2. The costs of retrial shall be borne by the defendant;
purport, purport, ..
1. The following facts, which became final and conclusive in the judgment subject to review, are apparent in records or significant to this court:
On January 20, 2016, the Plaintiff filed a lawsuit against the Defendant for delivery of the instant building and return of overdue rent or unjust enrichment (hereinafter “instant lawsuit”) on the ground of the termination of the lease agreement between the Defendant, Seoul Northern District Court 2016Da3499, and the said court rendered a judgment of the first instance court that accepted the Plaintiff’s claim on August 10, 2016.
B. On April 12, 2017, the Defendant appealed as Seoul Northern District Court 2016Na5700, which was dissatisfied with the judgment of the first instance, and the appellate court rendered a judgment subject to a retrial that dismissed the Defendant’s appeal.
C. On April 17, 2017, the Defendant served an authentic copy of the judgment subject to a retrial and appealed with the Supreme Court Decision 2017Da16907 Decided April 17, 201, but, on June 29, 2017, the Defendant was sentenced to the dismissal of the judgment subject to a retrial, and the authentic copy of the judgment was served on the Defendant on June 30, 2017.

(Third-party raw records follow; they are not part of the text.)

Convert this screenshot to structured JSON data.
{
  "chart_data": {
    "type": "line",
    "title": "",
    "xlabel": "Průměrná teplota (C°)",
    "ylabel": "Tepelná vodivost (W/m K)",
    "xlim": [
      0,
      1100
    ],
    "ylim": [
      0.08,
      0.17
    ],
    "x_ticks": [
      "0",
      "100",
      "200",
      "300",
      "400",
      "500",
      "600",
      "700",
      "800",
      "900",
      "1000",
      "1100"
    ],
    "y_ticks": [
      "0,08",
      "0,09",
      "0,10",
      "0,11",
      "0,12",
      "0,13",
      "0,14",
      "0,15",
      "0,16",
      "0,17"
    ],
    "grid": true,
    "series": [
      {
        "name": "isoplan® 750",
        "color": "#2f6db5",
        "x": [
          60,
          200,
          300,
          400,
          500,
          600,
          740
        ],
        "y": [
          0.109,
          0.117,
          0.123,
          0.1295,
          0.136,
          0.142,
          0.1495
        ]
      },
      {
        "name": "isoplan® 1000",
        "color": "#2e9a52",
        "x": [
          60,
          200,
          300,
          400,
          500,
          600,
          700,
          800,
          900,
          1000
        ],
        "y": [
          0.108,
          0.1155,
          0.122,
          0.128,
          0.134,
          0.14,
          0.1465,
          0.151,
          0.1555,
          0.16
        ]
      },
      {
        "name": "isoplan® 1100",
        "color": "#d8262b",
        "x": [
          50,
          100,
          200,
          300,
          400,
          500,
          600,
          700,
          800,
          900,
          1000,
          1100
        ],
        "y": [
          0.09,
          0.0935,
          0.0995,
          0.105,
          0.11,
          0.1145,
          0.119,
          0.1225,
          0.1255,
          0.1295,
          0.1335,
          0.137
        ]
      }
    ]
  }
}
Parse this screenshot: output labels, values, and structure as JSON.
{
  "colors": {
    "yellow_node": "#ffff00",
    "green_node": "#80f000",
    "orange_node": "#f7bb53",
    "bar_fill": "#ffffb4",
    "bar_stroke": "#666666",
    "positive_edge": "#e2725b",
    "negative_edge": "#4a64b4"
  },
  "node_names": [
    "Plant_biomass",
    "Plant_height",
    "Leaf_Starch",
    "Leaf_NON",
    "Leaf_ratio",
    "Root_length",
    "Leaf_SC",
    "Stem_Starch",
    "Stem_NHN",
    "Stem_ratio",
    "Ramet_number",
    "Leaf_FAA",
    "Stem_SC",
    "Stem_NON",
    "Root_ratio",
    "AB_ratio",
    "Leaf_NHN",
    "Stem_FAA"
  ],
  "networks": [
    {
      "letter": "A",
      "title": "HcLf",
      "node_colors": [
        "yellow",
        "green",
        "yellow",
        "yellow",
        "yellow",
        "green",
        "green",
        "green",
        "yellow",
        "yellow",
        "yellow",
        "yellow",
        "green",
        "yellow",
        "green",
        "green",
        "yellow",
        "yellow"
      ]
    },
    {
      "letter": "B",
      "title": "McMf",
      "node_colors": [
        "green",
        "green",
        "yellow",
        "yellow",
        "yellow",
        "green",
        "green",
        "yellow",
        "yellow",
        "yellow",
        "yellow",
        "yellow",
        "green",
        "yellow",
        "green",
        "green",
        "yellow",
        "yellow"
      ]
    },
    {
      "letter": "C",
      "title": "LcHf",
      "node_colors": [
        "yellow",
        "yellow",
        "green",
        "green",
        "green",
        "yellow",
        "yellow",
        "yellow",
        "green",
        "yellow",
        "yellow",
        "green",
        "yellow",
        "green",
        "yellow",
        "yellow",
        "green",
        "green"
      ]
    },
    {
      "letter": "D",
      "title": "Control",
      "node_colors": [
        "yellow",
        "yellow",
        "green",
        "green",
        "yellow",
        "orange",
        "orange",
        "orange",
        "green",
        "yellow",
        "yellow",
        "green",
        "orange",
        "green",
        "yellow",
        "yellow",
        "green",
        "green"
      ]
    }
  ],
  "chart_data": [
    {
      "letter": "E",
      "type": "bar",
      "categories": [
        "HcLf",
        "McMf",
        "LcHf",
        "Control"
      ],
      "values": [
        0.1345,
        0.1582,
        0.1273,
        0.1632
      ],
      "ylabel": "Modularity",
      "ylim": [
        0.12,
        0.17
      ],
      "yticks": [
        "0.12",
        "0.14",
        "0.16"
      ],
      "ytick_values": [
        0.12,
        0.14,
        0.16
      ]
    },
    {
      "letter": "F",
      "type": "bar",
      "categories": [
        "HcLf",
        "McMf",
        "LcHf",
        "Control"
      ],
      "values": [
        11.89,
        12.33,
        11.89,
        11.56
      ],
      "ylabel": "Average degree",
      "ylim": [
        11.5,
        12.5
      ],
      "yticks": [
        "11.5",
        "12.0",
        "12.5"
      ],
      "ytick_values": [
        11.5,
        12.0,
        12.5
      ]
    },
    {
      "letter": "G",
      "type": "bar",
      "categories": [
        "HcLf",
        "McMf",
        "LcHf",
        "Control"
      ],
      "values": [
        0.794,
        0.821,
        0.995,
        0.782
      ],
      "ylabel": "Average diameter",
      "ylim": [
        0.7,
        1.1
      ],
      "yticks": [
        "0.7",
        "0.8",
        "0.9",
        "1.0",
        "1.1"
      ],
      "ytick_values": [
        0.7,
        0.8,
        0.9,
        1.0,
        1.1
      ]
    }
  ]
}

2. Whether the litigation for retrial of this case is legitimate
A. While the Plaintiff, a lessor of the gist of the Defendant’s assertion, refused to file an application for the Defendant’s business registration by taking advantage of the loan agreement and the loan certificate, the Plaintiff was aware of the fact that the Plaintiff snick the smell of the instant building, which is the leased object, by operating the purification tank’s circulation device in an abnormal manner, caused the Plaintiff to find out the instant building on the ground of the Defendant’s non-payment of rent (the partial arrears of September 2015).
Furthermore, upon filing the instant lawsuit on January 20, 2016, the Plaintiff submitted only “the second content certification sent to the Defendant on December 3, 2015,” while concealing the fact that “the first content certification indicating the intent to unilaterally terminate the lease contract under the circumstance of delinquency in rent 1, 2015” was presented as evidence.
The court of the first instance and the appellate court shall provide evidence, such as the letter of charter contract, loan certificate, and document, submitted by the plaintiff's side as above.